* On theme of the conference, partnership: Conference Sean Moroney, AITEC gave an example of how they can go wrong. Conference sponsor Intel had said it would provide a conference bag which he had assumed would be a briefcase-style bag. In fact Intel sent what he quite reasonably described as a “plastic shopping bag”.

* Michael Blair of GS Telecom’s presentation was studded with interesting pieces of market intelligence. He pointed out the disparities in SAT3 fibre pricing. He said SAT3 had had two physical breaks this year, one involving a ship’s anchor the other a trawler but is now protected against this kind of mishap. There is now a back-up 170km fibre cable to Cotonou in Benin and that country is only is only using 3 of its 20 STMIs. Togo is also connected into Cotonou by fibre.

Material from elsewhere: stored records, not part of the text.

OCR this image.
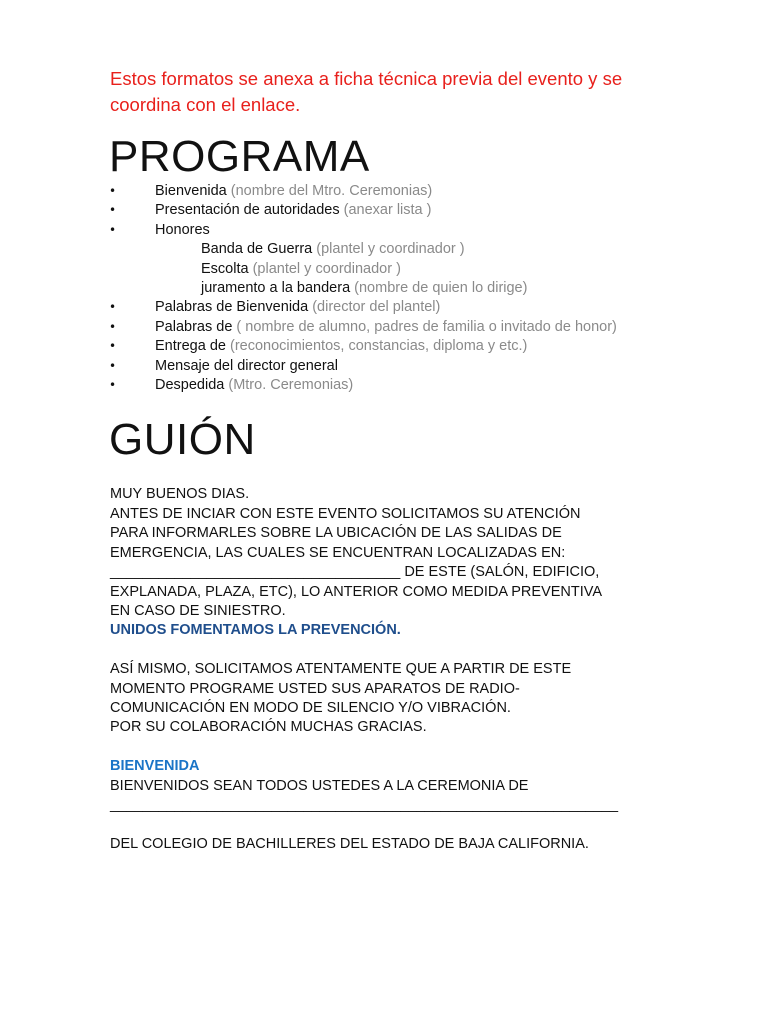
Estos formatos se anexa a ficha técnica previa del evento y se coordina con el enlace.

PROGRAMA
• Bienvenida (nombre del Mtro. Ceremonias)
• Presentación de autoridades (anexar lista )
• Honores
Banda de Guerra (plantel y coordinador )
Escolta (plantel y coordinador )
juramento a la bandera (nombre de quien lo dirige)
• Palabras de Bienvenida (director del plantel)
• Palabras de ( nombre de alumno, padres de familia o invitado de honor)
• Entrega de (reconocimientos, constancias, diploma y etc.)
• Mensaje del director general
• Despedida (Mtro. Ceremonias)
GUIÓN

MUY BUENOS DIAS.

ANTES DE INCIAR CON ESTE EVENTO SOLICITAMOS SU ATENCIÓN

PARA INFORMARLES SOBRE LA UBICACIÓN DE LAS SALIDAS DE

EMERGENCIA, LAS CUALES SE ENCUENTRAN LOCALIZADAS EN:

____________________________________ DE ESTE (SALÓN, EDIFICIO,

EXPLANADA, PLAZA, ETC), LO ANTERIOR COMO MEDIDA PREVENTIVA

EN CASO DE SINIESTRO.

UNIDOS FOMENTAMOS LA PREVENCIÓN.

ASÍ MISMO, SOLICITAMOS ATENTAMENTE QUE A PARTIR DE ESTE

MOMENTO PROGRAME USTED SUS APARATOS DE RADIO-

COMUNICACIÓN EN MODO DE SILENCIO Y/O VIBRACIÓN.

POR SU COLABORACIÓN MUCHAS GRACIAS.

BIENVENIDA

BIENVENIDOS SEAN TODOS USTEDES A LA CEREMONIA DE

_______________________________________________________________

DEL COLEGIO DE BACHILLERES DEL ESTADO DE BAJA CALIFORNIA.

An E1 costs $50,000 a month in Nigeria, Ghana and Benin but costs $225,000 in Angola and Cameroon and $300,000 in South Africa. The disparity cannot be solely accounted for by the greater distances involved. His corporate networks have connected Accra to Takoradi, Tema and Kumasi in Ghana and customers in North Mozambique send by satellite to Maputo and then go by fibre into South Africa. It is achieving a 750 second latency on data from North Ghana that travels up to London and back to Accra. But dealing with monopoly incumbent providers on SAT3 fibre is a problem:”Nitel restricts the use of SAT3. It won’t give us another E1 unless we use their facilities and who would want to do that?” In answer to a question from Bill Hearmon of Dynacom, he said that the actual cost of delivering a minute was around 1 cent.

* The Mauritian Minister of Industry and Financial Services who opened the conference said that the newly opened Cyber-Tower, one of the jewels in the crown for the Mauritian national ICT strategy, already had 13 operators in it and would be 75% full by the end of the year. The Government is also using generous tax incentives to attract call centres and back office opportunities.

* Apparently Kenya Telkom MD John Waweru wanted to lay off 6,000 of his (CHECK NO considerable workforce) but the Government has been unwilling to provide the severance funding needed. Pity the poor man for as he himself says he could run the company with just 2,000 employees. Also illegal, internal call diversion remains a big problem despite it being stopped when the management was changed.

* Martin Jarrold of the Global VSAT Forum launched its report, Open and Closed Skies: satellite access in Africa. It looked at three countries – Nigeria, Tanzania and Algeria – concluding that the liberal regulatory of Nigeria was the most successful of the case studies in opening access to bandwidth and lowering prices. It was particularly important to have a clear legal separation between Government and regulator. It makes three key recommendations: streamlining licensing by allowing blanket licensing for several country licences; keeping the levels of licensing fees realistic; and speeding up equipment certification (with improved type approvals for low-cost internet equipment).

* Yves Desmet of VoIP equipment manufacturer Verso Technologies said that the portability of numbers using VoIP posed considerable commercial and regulatory challenges. If you take your Nigerian number to London, how does the company know what to charge.